Vous êtes dans : Accueil > Espace communication > Espace presse > Le centre hospitalier des Pyrénées et les médias > Textes de référence

Textes de référence

  • Article 226-1 du code pénal :
    Est puni d'un an d'emprisonnement et de 45 000 euros d'amende le fait, au moyen d'un procédé quelconque, volontairement de porter atteinte à l'intimité de la vie privée d'autrui :
    1° En captant, enregistrant ou transmettant, sans le consentement de leur auteur, des paroles prononcées à titre privé ou confidentiel ;
    2° En fixant, enregistrant ou transmettant, sans le consentement de celle-ci, l'image d'une personne se trouvant dans un lieu privé.
    Lorsque les actes mentionnés au présent article ont été accomplis au vu et au su des intéressés sans qu'ils s'y soient opposés, alors qu'ils étaient en mesure de le faire, le consentement de ceux-ci est présumé.

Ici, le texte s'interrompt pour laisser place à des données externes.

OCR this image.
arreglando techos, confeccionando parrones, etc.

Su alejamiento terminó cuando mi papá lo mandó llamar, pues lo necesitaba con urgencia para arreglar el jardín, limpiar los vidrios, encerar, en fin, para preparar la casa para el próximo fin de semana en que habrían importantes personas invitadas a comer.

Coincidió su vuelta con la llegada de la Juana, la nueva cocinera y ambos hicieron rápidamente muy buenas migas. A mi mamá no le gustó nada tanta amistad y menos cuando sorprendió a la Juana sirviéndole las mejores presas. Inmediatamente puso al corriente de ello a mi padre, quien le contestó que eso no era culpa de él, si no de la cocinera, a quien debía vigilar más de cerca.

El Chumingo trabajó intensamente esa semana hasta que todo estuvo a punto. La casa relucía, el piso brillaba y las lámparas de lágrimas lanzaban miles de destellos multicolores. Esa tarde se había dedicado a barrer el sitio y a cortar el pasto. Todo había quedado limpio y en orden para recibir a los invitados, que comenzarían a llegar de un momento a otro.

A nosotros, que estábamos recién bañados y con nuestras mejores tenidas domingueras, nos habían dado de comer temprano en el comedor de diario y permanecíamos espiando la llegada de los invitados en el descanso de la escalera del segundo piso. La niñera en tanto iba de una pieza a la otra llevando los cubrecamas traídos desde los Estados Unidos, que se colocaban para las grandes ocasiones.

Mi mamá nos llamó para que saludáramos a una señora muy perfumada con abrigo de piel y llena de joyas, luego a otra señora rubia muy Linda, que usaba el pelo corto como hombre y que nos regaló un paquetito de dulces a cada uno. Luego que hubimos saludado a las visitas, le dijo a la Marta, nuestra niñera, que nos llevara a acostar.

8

  • Article 226-2 du code pénal :
    Est puni des mêmes peines le fait de conserver, porter ou laisser porter à la connaissance du public ou d'un tiers ou d'utiliser de quelque manière que ce soit tout enregistrement ou document obtenu à l'aide de l'un des actes prévus par l'article 226-1. Lorsque le délit prévu par l'alinéa précédent est commis par la voie de la presse écrite ou audiovisuelle, les dispositions particulières des lois qui régissent ces matières sont applicables en ce qui concerne la détermination des personnes responsables.
  • Article 226-8 :
    Est puni d'un an d'emprisonnement et de 15 000 euros d'amende le fait de publier, par quelque voie que ce soit, le montage réalisé avec les paroles ou l'image d'une personne sans son consentement, s'il n'apparaît pas à l'évidence qu'il s'agit d'un montage ou s'il n'en est pas expressément fait mention. Lorsque le délit prévu par l'alinéa précédent est commis par la voie de la presse écrite ou audiovisuelle, les dispositions particulières des lois qui régissent ces matières sont applicables en ce qui concerne la détermination des personnes responsables.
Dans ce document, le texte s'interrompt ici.